Longe de ser “uma vitória do euro” e dissipar as incertezas sobre o futuro da economia espanhola, como anunciou Mariano Rajoy no domingo, Os juros da dívida dispararam, atingindo 6,8 por cento na maturidade a 10 anos, ultrapassando o anterior máximo de 6,78 atingido em 17 de Novembro do ano passado.

As maiores subidas, no entanto, registaram-se nos prazos mais curtos. No prazo a dois anos, os juros subiram para 4,912 por cento e na maturidade de três anos chega agora aos 5,670 por cento.

A subida dos juros da dívida resulta do reconhecimento que o resgate ao sistema bancário vai ter impacto direto no crescimento do défice e da dívida pública espanhola.
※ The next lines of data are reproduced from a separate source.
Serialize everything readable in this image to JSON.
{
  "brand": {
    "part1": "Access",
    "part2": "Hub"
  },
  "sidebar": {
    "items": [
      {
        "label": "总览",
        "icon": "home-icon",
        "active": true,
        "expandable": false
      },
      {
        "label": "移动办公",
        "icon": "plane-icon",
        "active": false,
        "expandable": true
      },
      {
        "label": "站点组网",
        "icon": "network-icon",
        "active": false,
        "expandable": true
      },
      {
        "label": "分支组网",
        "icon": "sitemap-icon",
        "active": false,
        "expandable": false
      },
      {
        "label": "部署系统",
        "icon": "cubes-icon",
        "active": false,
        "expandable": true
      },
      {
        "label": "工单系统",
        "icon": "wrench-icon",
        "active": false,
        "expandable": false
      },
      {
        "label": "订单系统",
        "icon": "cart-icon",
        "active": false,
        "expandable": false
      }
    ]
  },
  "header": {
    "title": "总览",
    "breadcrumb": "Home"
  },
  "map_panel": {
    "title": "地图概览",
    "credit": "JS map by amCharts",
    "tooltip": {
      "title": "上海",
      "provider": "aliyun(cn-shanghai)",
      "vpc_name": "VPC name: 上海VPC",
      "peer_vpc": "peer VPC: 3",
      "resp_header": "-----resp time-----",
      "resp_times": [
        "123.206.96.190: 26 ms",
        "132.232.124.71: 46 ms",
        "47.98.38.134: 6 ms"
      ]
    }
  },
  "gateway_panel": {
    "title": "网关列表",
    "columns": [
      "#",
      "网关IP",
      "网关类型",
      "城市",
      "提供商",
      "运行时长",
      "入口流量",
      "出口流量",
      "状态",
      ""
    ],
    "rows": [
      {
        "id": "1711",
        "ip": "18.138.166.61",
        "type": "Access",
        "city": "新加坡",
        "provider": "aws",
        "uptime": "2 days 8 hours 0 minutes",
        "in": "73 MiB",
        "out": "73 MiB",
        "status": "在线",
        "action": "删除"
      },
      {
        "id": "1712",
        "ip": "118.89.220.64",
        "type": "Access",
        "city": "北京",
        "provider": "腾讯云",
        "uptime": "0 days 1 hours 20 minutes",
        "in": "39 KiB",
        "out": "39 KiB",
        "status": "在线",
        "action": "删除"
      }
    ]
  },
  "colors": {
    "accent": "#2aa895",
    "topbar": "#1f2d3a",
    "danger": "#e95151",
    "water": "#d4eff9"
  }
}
Com efeito, embora ainda subsistam muitas dúvidas sobre o alcance e a natureza das condições do resgate, já é claro que o plano vai resultar na transferência para os cofres públicos dos custos de recapitalização da banca.

A pressão sobre a dívida soberana espanhola cresceu ainda com a redução, pela agência de notação Ficth, do rating dos maiores bancos do país vizinho, o Santander e BBVA. Considerando que existe a possibilidade de deterioração das carteiras de crédito, a Ficth desceu ainda a notação a 18 entidades financeiras e prevê que o governo de Mariano Rajoy não será capaz de cumprir as metas de défice.

Na semana passada, esta agência de notação já tinha descido o rating do Estado Espanhol para BBB.